秋の味覚の代表格ともいえる「サンマ」は、シーズン序盤は不漁で、2022年も高嶺の花となりそうです。

 29日朝4時から名古屋市中央卸売市場で行われたサンマの競り。取り引きの場に目をやると…。

(リポート)
「北海道の厚岸(あっけし)や根室のサンマですけれども、ケースの数が少なくて寂しいようにも思えます」

名古屋海産市場のサンマ競り担当者:
「少ない方ですね。8月の盆過ぎから9月の上旬辺りには入荷は増えてくるはずだったんですけど、今年に関してはこんな状況です」

 不漁といわれた去年2021年でも、同じ時期にはおよそ1000ケースのサンマが入荷したといいますが、29日は200ケースほど。さらに…。

仲買人ら:
「ちょっとまだ小さいですね」

「痩せとるね」

「3,4年前はもっと大きかった。商品価値がないわな、細かいで。昔だったらエサだった」

 仲買人らは口をそろえて「小さい」「身が細い」と言っていました。

 29日の落札価格は、最も大きかった1尾120グラム弱のものが2キロ入って6000円から8000円。去年2021年の同じ時期の倍の水準です。

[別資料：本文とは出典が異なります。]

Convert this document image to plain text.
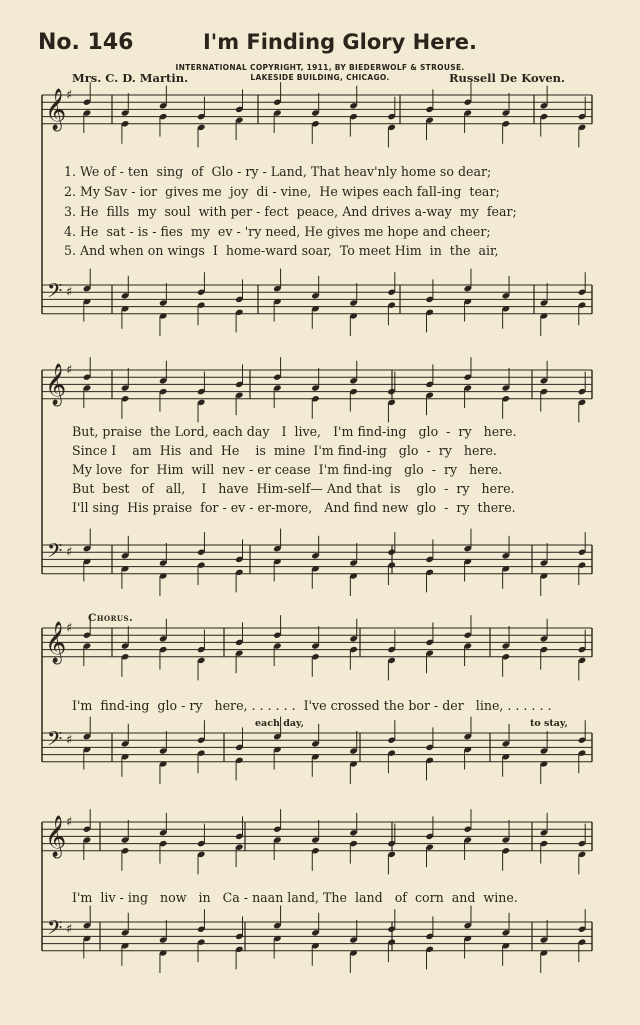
No. 146	I'm Finding Glory Here.
INTERNATIONAL COPYRIGHT, 1911, BY BIEDERWOLF & STROUSE.
LAKESIDE BUILDING, CHICAGO.
Mrs. C. D. Martin.	Russell De Koven.
𝄞
𝄢
♯
♯
𝄞
𝄢
♯
♯
𝄞
𝄢
♯
♯
𝄞
𝄢
♯
♯
1. We of - ten  sing  of  Glo - ry - Land, That heav'nly home so dear;
2. My Sav - ior  gives me  joy  di - vine,  He wipes each fall-ing  tear;
3. He  fills  my  soul  with per - fect  peace, And drives a-way  my  fear;
4. He  sat - is - fies  my  ev - 'ry need, He gives me hope and cheer;
5. And when on wings  I  home-ward soar,  To meet Him  in  the  air,
But, praise  the Lord, each day   I  live,   I'm find-ing   glo  -  ry   here.
Since I    am  His  and  He    is  mine  I'm find-ing   glo  -  ry   here.
My love  for  Him  will  nev - er cease  I'm find-ing   glo  -  ry   here.
But  best   of   all,    I   have  Him-self— And that  is    glo  -  ry   here.
I'll sing  His praise  for - ev - er-more,   And find new  glo  -  ry  there.
Chorus.
I'm  find-ing  glo - ry   here, . . . . . .  I've crossed the bor - der   line, . . . . . .
each day,	to stay,
I'm  liv - ing   now   in   Ca - naan land, The  land   of  corn  and  wine.
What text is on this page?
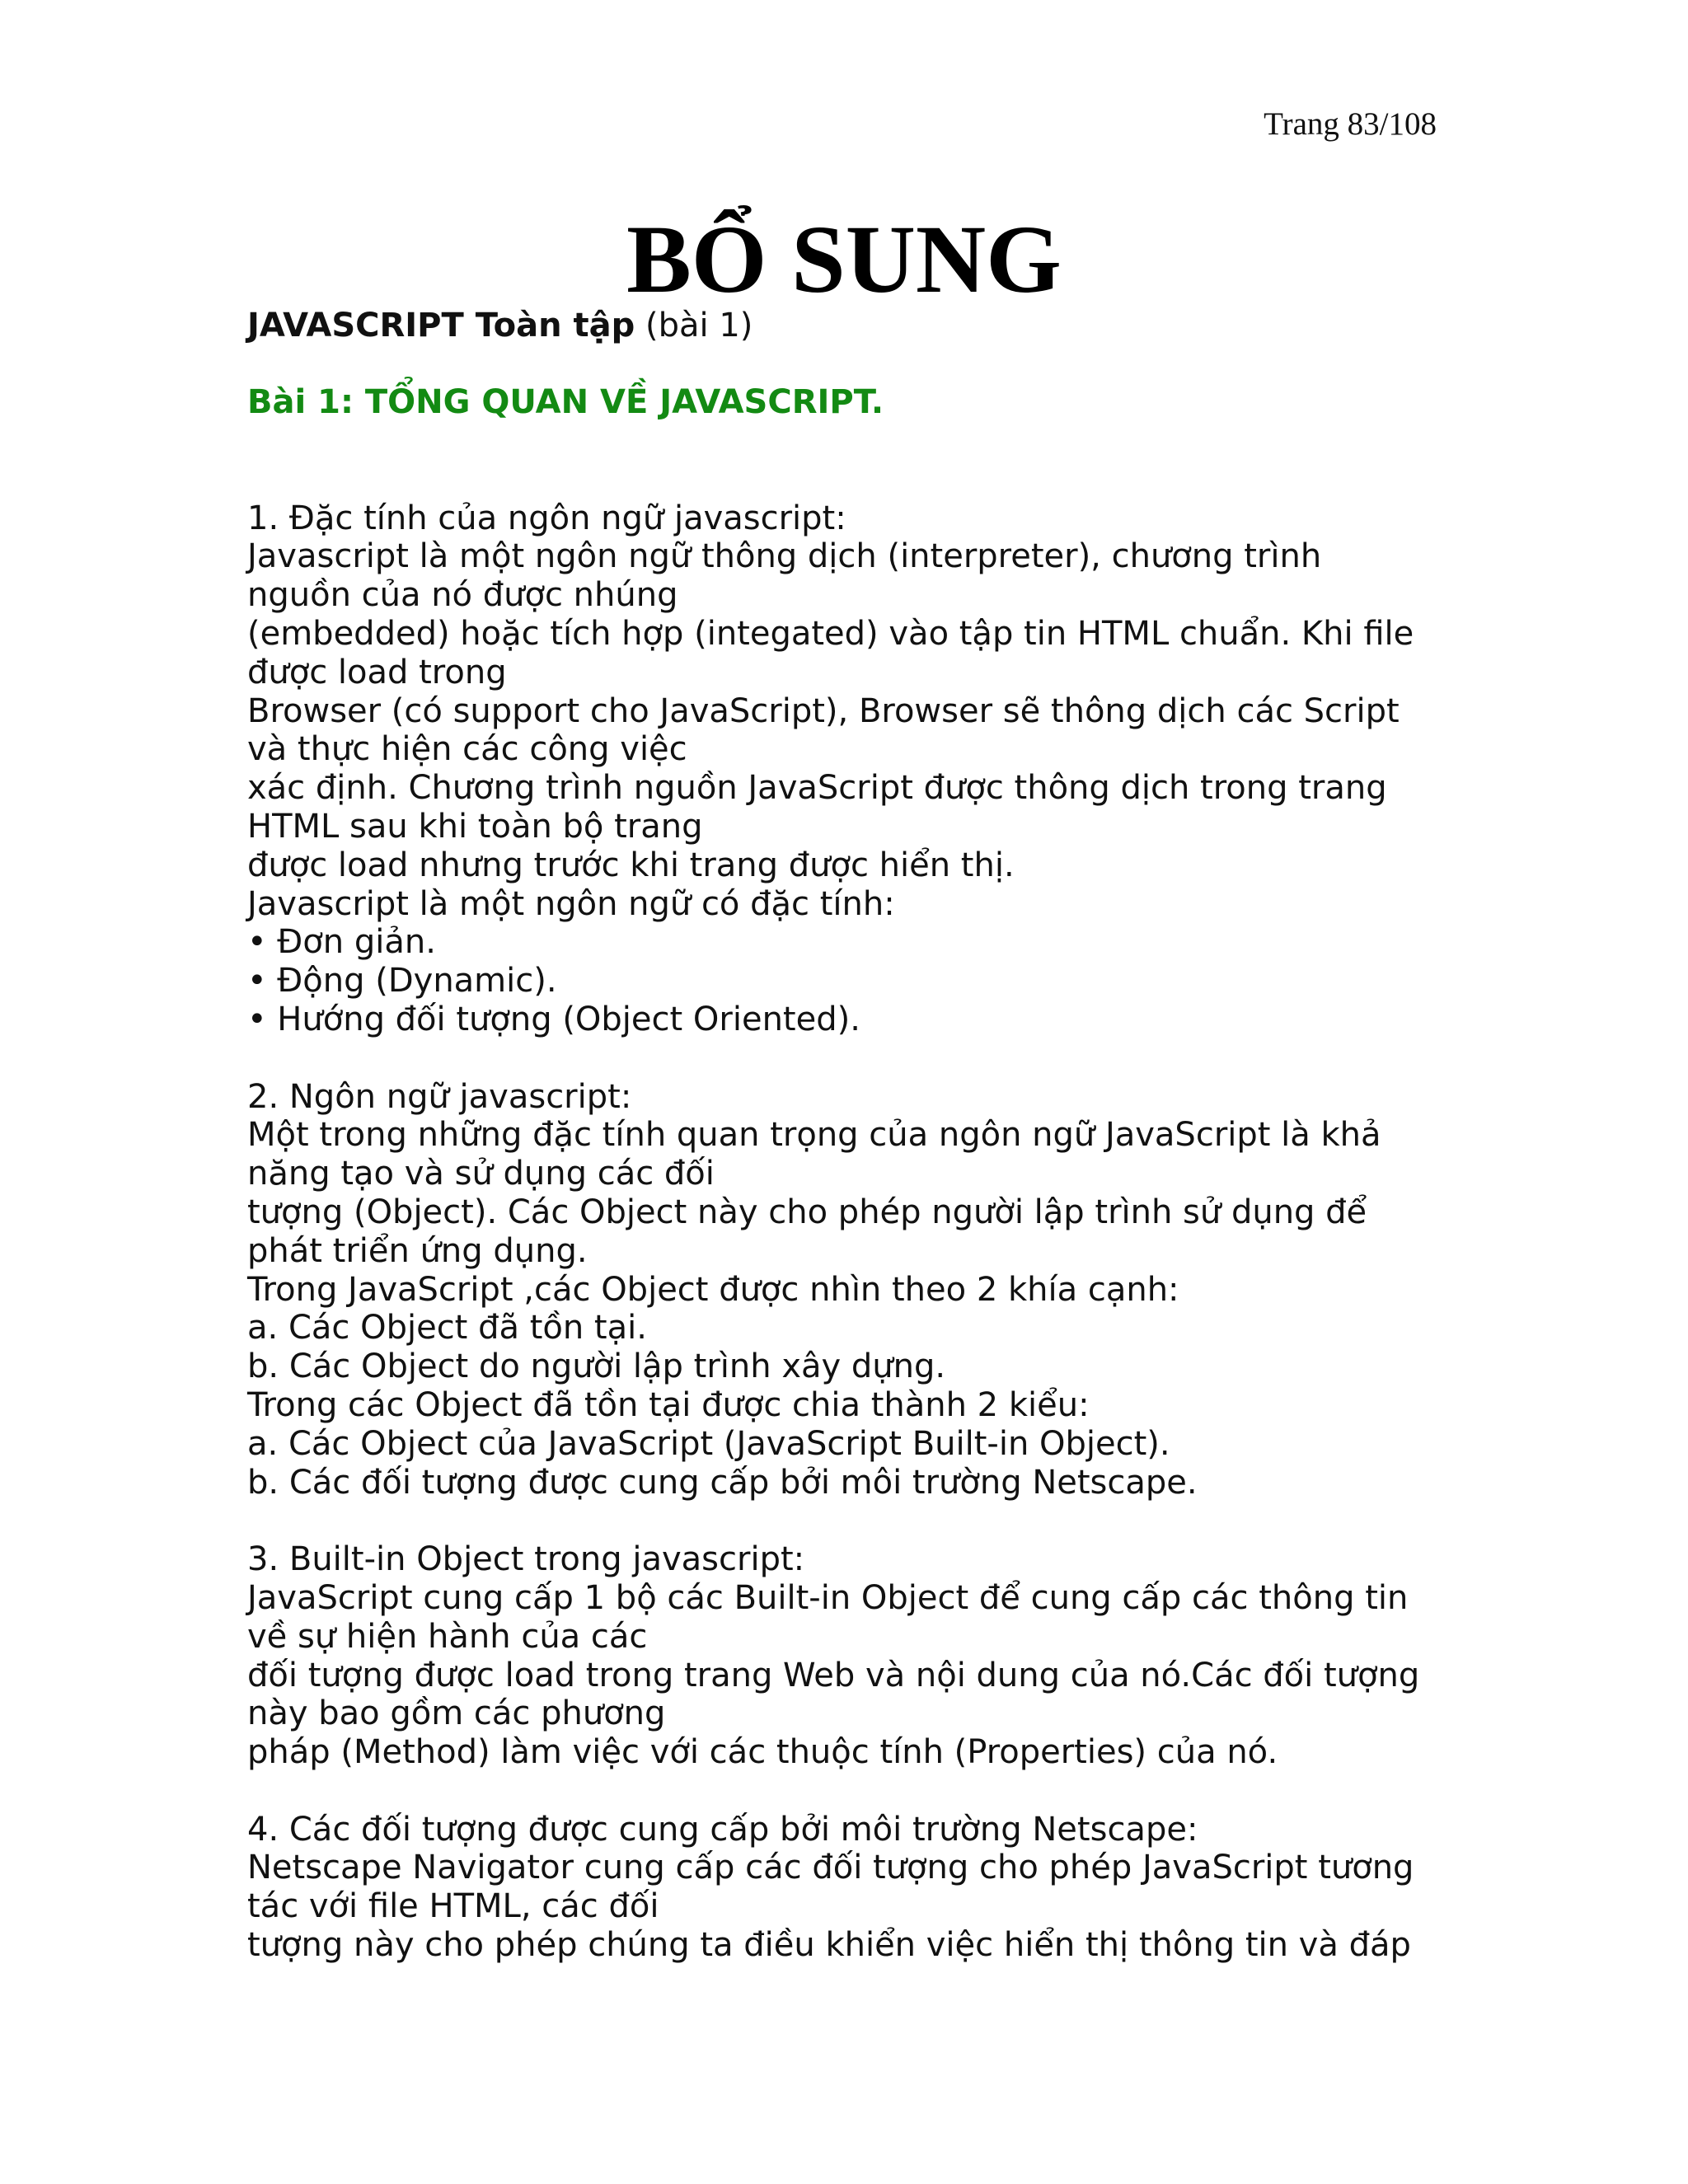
Trang 83/108
BỔ SUNG

JAVASCRIPT Toàn tập (bài 1)

Bài 1: TỔNG QUAN VỀ JAVASCRIPT.

1. Đặc tính của ngôn ngữ javascript:
Javascript là một ngôn ngữ thông dịch (interpreter), chương trình nguồn của nó được nhúng
(embedded) hoặc tích hợp (integated) vào tập tin HTML chuẩn. Khi file được load trong
Browser (có support cho JavaScript), Browser sẽ thông dịch các Script và thực hiện các công việc
xác định. Chương trình nguồn JavaScript được thông dịch trong trang HTML sau khi toàn bộ trang
được load nhưng trước khi trang được hiển thị.
Javascript là một ngôn ngữ có đặc tính:
• Đơn giản.
• Động (Dynamic).
• Hướng đối tượng (Object Oriented).

2. Ngôn ngữ javascript:
Một trong những đặc tính quan trọng của ngôn ngữ JavaScript là khả năng tạo và sử dụng các đối
tượng (Object). Các Object này cho phép người lập trình sử dụng để phát triển ứng dụng.
Trong JavaScript ,các Object được nhìn theo 2 khía cạnh:
a. Các Object đã tồn tại.
b. Các Object do người lập trình xây dựng.
Trong các Object đã tồn tại được chia thành 2 kiểu:
a. Các Object của JavaScript (JavaScript Built-in Object).
b. Các đối tượng được cung cấp bởi môi trường Netscape.

3. Built-in Object trong javascript:
JavaScript cung cấp 1 bộ các Built-in Object để cung cấp các thông tin về sự hiện hành của các
đối tượng được load trong trang Web và nội dung của nó.Các đối tượng này bao gồm các phương
pháp (Method) làm việc với các thuộc tính (Properties) của nó.

4. Các đối tượng được cung cấp bởi môi trường Netscape:
Netscape Navigator cung cấp các đối tượng cho phép JavaScript tương tác với file HTML, các đối
tượng này cho phép chúng ta điều khiển việc hiển thị thông tin và đáp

 サンマが捕れる海域の水温は通常14度くらいといわれていますが、それが近年は20度ほどまで上昇していて、不漁が続いているといいます。

 名古屋市中区大須にあるスーパー「サノヤ万松寺店」で店頭に並んでいたサンマは、3尾税込みで430円。

客:
「今日は特に安いんですけど、主婦は値段を見ますので、良いものでもあまり高いとちょっと敬遠する」

 29日は今シーズン初めて店頭に新サンマが並んだため、サービス価格で販売。通常150グラムの大ぶりのものであれば、1尾税込みで600円以上でないと販売できないといいます。

サノヤ万松寺店・鮮魚部の担当者:
「以前は1尾98円とか広告に載せて販売していたんですが、なかなかその値段で販売することもできなくなってきて、『大衆魚』のイメージからワンランク上の魚になってきたのかなと。ちょっと厳しいなと」

 名古屋市中央卸売市場では、海水温が下がり始めるこれから漁獲量も徐々に増え値段も落ち着くと見ていますが、もうしばらくは我慢が必要と話しています。